I have to admit, I find it really confusing when people are upset about loyalty programs devaluing. It really makes no sense to me, but I guess that comes from my position being different from theirs. As a small business owner I have booked travel for myself and my employees both domestically and internationally. We would decide to travel based upon perceived return on investment, and there have been times when I have dropped everything and flown to Asia for the opportunity to have 20 minutes of face time with a client.
Every single trip we made was a value decision – do we really need to fly to Vegas for the latest tradeshow or are they coming to New York 3 months from now? Would our current pipelines suffer from the delay? When you are running a business every dollar matters. When the decision was made to invest in a trip our plan of action was always the same:
What is the cheapest way I can get there and function effectively?
That meant that sometimes I would value a Business Class seat, but frankly, when you are young and hungry enough you can fly 13hrs in economy and you are fired up and ready to work. In fact I would argue that complacency and entitlement to nicer forms of transport can dull your edge, there is nothing more exciting than flying half way around the world to close a deal. Later on, as my belly started to grow and I had developed a taste for Business Class travel I would never pay for a ticket, I would use my own personal miles to get me there. Sure, it means that I lose a deduction, but it also means I keep $4,000 in my business that I can use to invest in growth, and there are plenty of other deductions I can structure to offset the taxes.
When paying cash, there would never be an airline of choice for us, it was always cheapest, easiest options to get there. I would be willing to squeeze the budget for a non-stop over an indirect flight, but that had limits. Likewise, there was never a favored brand of hotel. In dozens of trips to Japan for business I not once stayed in the same hotel twice.
Business losing touch with reality
After a while, many business owners opt to offload travel to HR, and in time that is further offloaded to a special division. Some firms I have worked with over the years have internal travel portals that allow the employee to lock in their own travel, and it bills to the employer. This is one of those times where a business needs to re-evaluate, and look after those pennies. If you allow people to book their own travel, or have a team that isn’t focused on the bottom line, people gravitate to loyalty programs and use them to rebate themselves from the company coin.
Employees abusing the system
I get quite angry when I look at the attitudes of many employees. I have seen comments on sites like Flyertalk where they are happy to book the most expensive class of service so that they earn frequent flyer miles at an accelerated rate. They are happy to waste thousands of dollars in company money in order to capture a relatively tiny amount of ‘loyalty’ from the Airlines and Hotels. With no ‘skin in the game’ they have nothing to lose and everything to gain to spend company money on the most lucrative rebate for themselves.

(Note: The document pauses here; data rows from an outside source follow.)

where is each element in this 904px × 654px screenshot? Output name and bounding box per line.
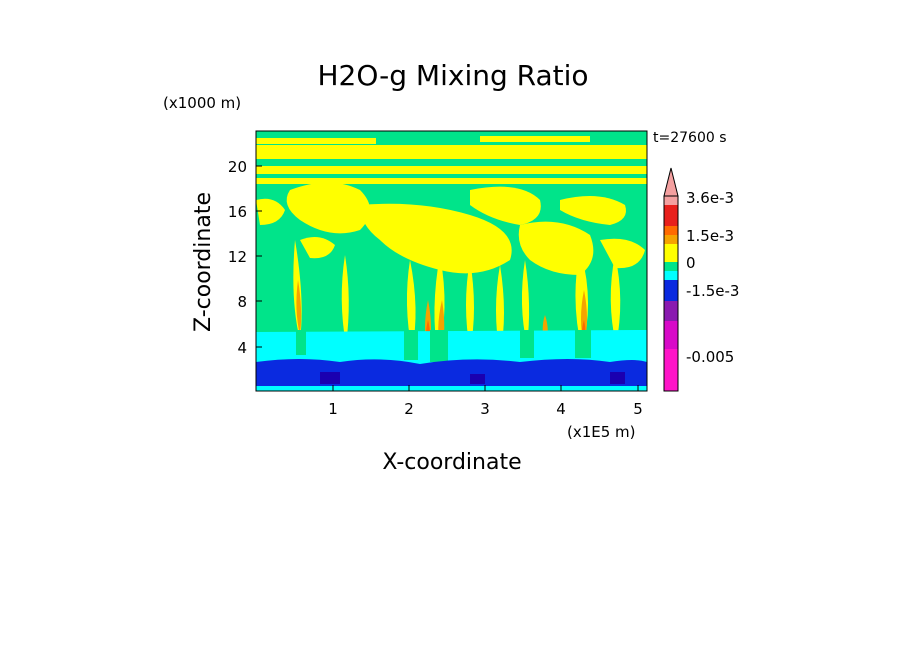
plot-frame xyxy=(255,130,648,392)
y-tick-label: 12 xyxy=(228,248,247,266)
x-tick-label: 2 xyxy=(404,400,414,418)
colorbar: 3.6e-3 1.5e-3 0 -1.5e-3 -0.005 xyxy=(663,167,739,392)
y-tick-label: 8 xyxy=(237,293,247,311)
x-axis: 1 2 3 4 5 xyxy=(328,385,643,418)
x-tick-label: 1 xyxy=(328,400,338,418)
chart-title: H2O-g Mixing Ratio xyxy=(317,59,588,92)
colorbar-label: 3.6e-3 xyxy=(686,189,734,207)
colorbar-swatch xyxy=(664,301,678,321)
colorbar-swatch xyxy=(664,226,678,235)
colorbar-swatch xyxy=(664,196,678,205)
colorbar-swatch xyxy=(664,321,678,349)
y-axis: 4 8 12 16 20 xyxy=(228,158,262,357)
y-axis-label: Z-coordinate xyxy=(191,192,216,332)
colorbar-swatch xyxy=(664,271,678,280)
colorbar-swatch xyxy=(664,244,678,253)
colorbar-swatch xyxy=(664,253,678,262)
x-axis-label: X-coordinate xyxy=(382,450,521,475)
plot-field xyxy=(256,131,647,391)
colorbar-swatch xyxy=(664,349,678,391)
x-tick-label: 3 xyxy=(480,400,490,418)
x-tick-label: 5 xyxy=(633,400,643,418)
colorbar-label: -1.5e-3 xyxy=(686,282,739,300)
time-label: t=27600 s xyxy=(653,130,727,146)
y-unit-label: (x1000 m) xyxy=(163,94,241,112)
colorbar-swatch xyxy=(664,235,678,244)
colorbar-label: 0 xyxy=(686,254,696,272)
y-tick-label: 16 xyxy=(228,203,247,221)
colorbar-label: -0.005 xyxy=(686,348,734,366)
colorbar-arrow xyxy=(663,167,679,197)
x-tick-label: 4 xyxy=(556,400,566,418)
colorbar-swatch xyxy=(664,262,678,271)
colorbar-swatch xyxy=(664,205,678,226)
y-tick-label: 20 xyxy=(228,158,247,176)
y-tick-label: 4 xyxy=(237,339,247,357)
x-unit-label: (x1E5 m) xyxy=(567,423,636,441)
colorbar-swatch xyxy=(664,280,678,301)
colorbar-label: 1.5e-3 xyxy=(686,227,734,245)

Ask yourself how honest you are
If you had a credit card that paid 5% cash back at a gas station and you were filling up your car with your own money, would you pay 10% over the fair market value to capture the 5% cash back? What about if you knew you could submit a receipt for reimbursement, would you still have qualms about paying over the odds?

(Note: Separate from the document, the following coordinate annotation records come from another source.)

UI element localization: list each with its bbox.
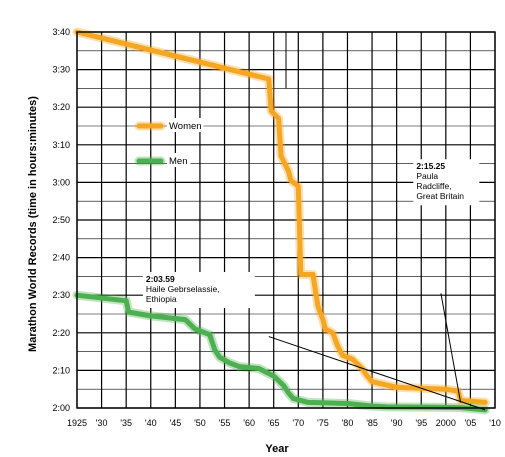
y-tick-label: 3:40 (52, 27, 70, 37)
annotation-leader-radcliffe (440, 293, 462, 403)
annotation-box-gebrselassie (142, 272, 255, 309)
y-tick-label: 3:10 (52, 140, 70, 150)
annotation-text-radcliffe: Great Britain (416, 191, 464, 201)
series-glow-women (72, 27, 490, 407)
y-tick-label: 3:00 (52, 177, 70, 187)
x-tick-label: '10 (489, 418, 501, 428)
y-tick-label: 3:30 (52, 65, 70, 75)
chart-axes: 1925 '30 '35 '40 '45 '50 '55 '60 '65 '70 '75 '80 '85… (52, 27, 500, 428)
x-tick-label: '35 (120, 418, 132, 428)
y-axis-label: Marathon World Records (time in hours:mi… (27, 96, 39, 352)
x-tick-label: '60 (243, 418, 255, 428)
x-tick-label: '45 (169, 418, 181, 428)
series-line-men (74, 292, 488, 413)
x-tick-label: 2000 (436, 418, 456, 428)
annotation-text-gebrselassie: Ethiopia (146, 294, 177, 304)
annotation-text-gebrselassie: Haile Gebrselassie, (146, 284, 220, 294)
y-tick-label: 2:10 (52, 365, 70, 375)
x-tick-label: 1925 (67, 418, 87, 428)
y-tick-label: 2:30 (52, 290, 70, 300)
y-tick-label: 2:50 (52, 215, 70, 225)
x-tick-label: '65 (268, 418, 280, 428)
y-tick-label: 2:20 (52, 328, 70, 338)
x-tick-label: '90 (391, 418, 403, 428)
legend-label-women: Women (169, 121, 202, 132)
y-tick-label: 2:40 (52, 253, 70, 263)
annotation-leader-gebrselassie (268, 336, 486, 411)
x-tick-label: '30 (96, 418, 108, 428)
annotation-text-gebrselassie: 2:03.59 (146, 274, 175, 284)
x-tick-label: '95 (415, 418, 427, 428)
series-line-women (74, 29, 488, 405)
x-tick-label: '85 (366, 418, 378, 428)
y-tick-label: 2:00 (52, 403, 70, 413)
x-tick-label: '40 (145, 418, 157, 428)
legend-label-bg (167, 153, 191, 167)
x-tick-label: '05 (465, 418, 477, 428)
x-tick-label: '70 (292, 418, 304, 428)
chart-legend: Women Men (134, 118, 204, 167)
y-tick-label: 3:20 (52, 102, 70, 112)
chart-grid (76, 31, 496, 409)
annotation-box-radcliffe (413, 159, 480, 206)
x-axis-label: Year (265, 443, 289, 455)
chart-series (72, 27, 490, 415)
legend-label-bg (167, 118, 204, 132)
x-tick-label: '75 (317, 418, 329, 428)
legend-label-men: Men (169, 156, 187, 167)
annotation-text-radcliffe: Paula (416, 171, 438, 181)
x-tick-label: '55 (219, 418, 231, 428)
annotation-text-radcliffe: Radcliffe, (416, 181, 451, 191)
x-tick-label: '80 (342, 418, 354, 428)
annotation-text-radcliffe: 2:15.25 (416, 161, 445, 171)
x-tick-label: '50 (194, 418, 206, 428)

Loyalty programs were developed fairly recently in the travel industry, and they are so cleverly designed that casual travelers will find it very hard to ever make an award redemption from revenue spent. As such, they are supported by corporations, and willful overspending by employees at a massive loss to the company, and a massive profit to the Airline or Hotel. It might seem like a lot of fun for the employee to have this perk, but business expenses are always a zero sum game, and intentionally flowing money from your employer to the operator in order to capture a marginal rebate for your own personal benefit is selfish and detrimental to the firm you are supposedly representing. Personally I would find it grounds for dismissal.

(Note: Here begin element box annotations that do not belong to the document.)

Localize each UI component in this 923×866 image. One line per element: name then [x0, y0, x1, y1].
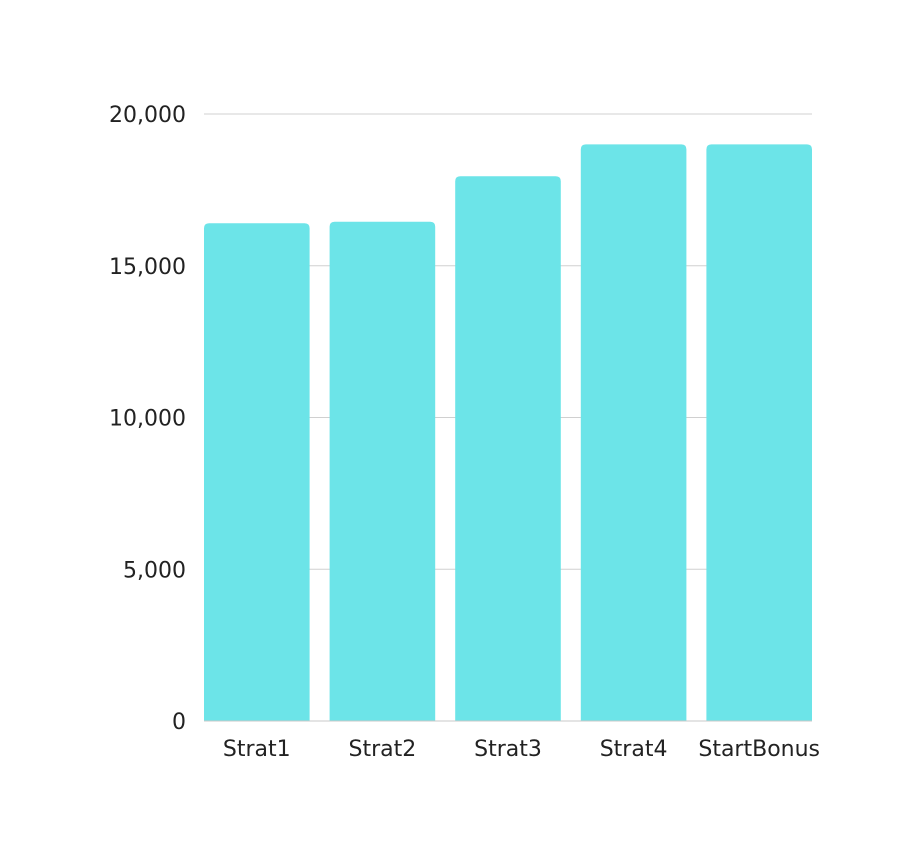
y-tick-label: 0	[172, 710, 186, 735]
y-tick-label: 15,000	[109, 255, 186, 280]
x-tick-label: Strat2	[349, 737, 417, 762]
x-tick-label: Strat3	[474, 737, 542, 762]
bar-strat2	[329, 221, 436, 721]
bar-startbonus	[706, 144, 812, 722]
bars	[204, 144, 812, 722]
y-tick-label: 10,000	[109, 407, 186, 432]
bar-strat3	[455, 176, 561, 721]
x-axis-tick-labels: Strat1 Strat2 Strat3 Strat4 StartBonus	[223, 737, 820, 762]
y-axis-tick-labels: 0 5,000 10,000 15,000 20,000	[109, 103, 186, 735]
x-tick-label: Strat1	[223, 737, 291, 762]
x-tick-label: StartBonus	[698, 737, 820, 762]
y-tick-label: 5,000	[123, 558, 186, 583]
y-tick-label: 20,000	[109, 103, 186, 128]
x-tick-label: Strat4	[600, 737, 668, 762]
bar-strat4	[580, 144, 687, 722]
bar-strat1	[204, 223, 310, 721]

I’m all for traveling for free using these loyalty programs, but I think leaning heavily on your employer to fund your rebates is very bad practice indeed.
Is it a fair exchange?
I can see the argument already for someone who suggests they should focus on one Airline, even at a higher price, in order to attain status. These road warriors spend a lot of time out there making good money for their companies and if they firm isn’t willing to put them into Business/First class seats perhaps the complimentary domestic upgrades will help make life easier.
I can see where these people are coming from, and if there isn’t a lot of range between flying say American or Delta I think it could be ok to pay a minimal amount more for the airline of choice. However I think the problem arises when people disconnect the cost of travel from the rewards, and the spread between prices becomes less relevant to them. Also, while I am sure living out of a suitcase and hotels is a real drag, I don’t think when you agreed to sign up for the job and it had that much travel attached there was a stipulation that you could squeeze as many perks as possible out of your employer to make it better.
Or maybe I am just wrong, and the culture of ‘taking back’ and entitlement doesn’t pervade the corporate world?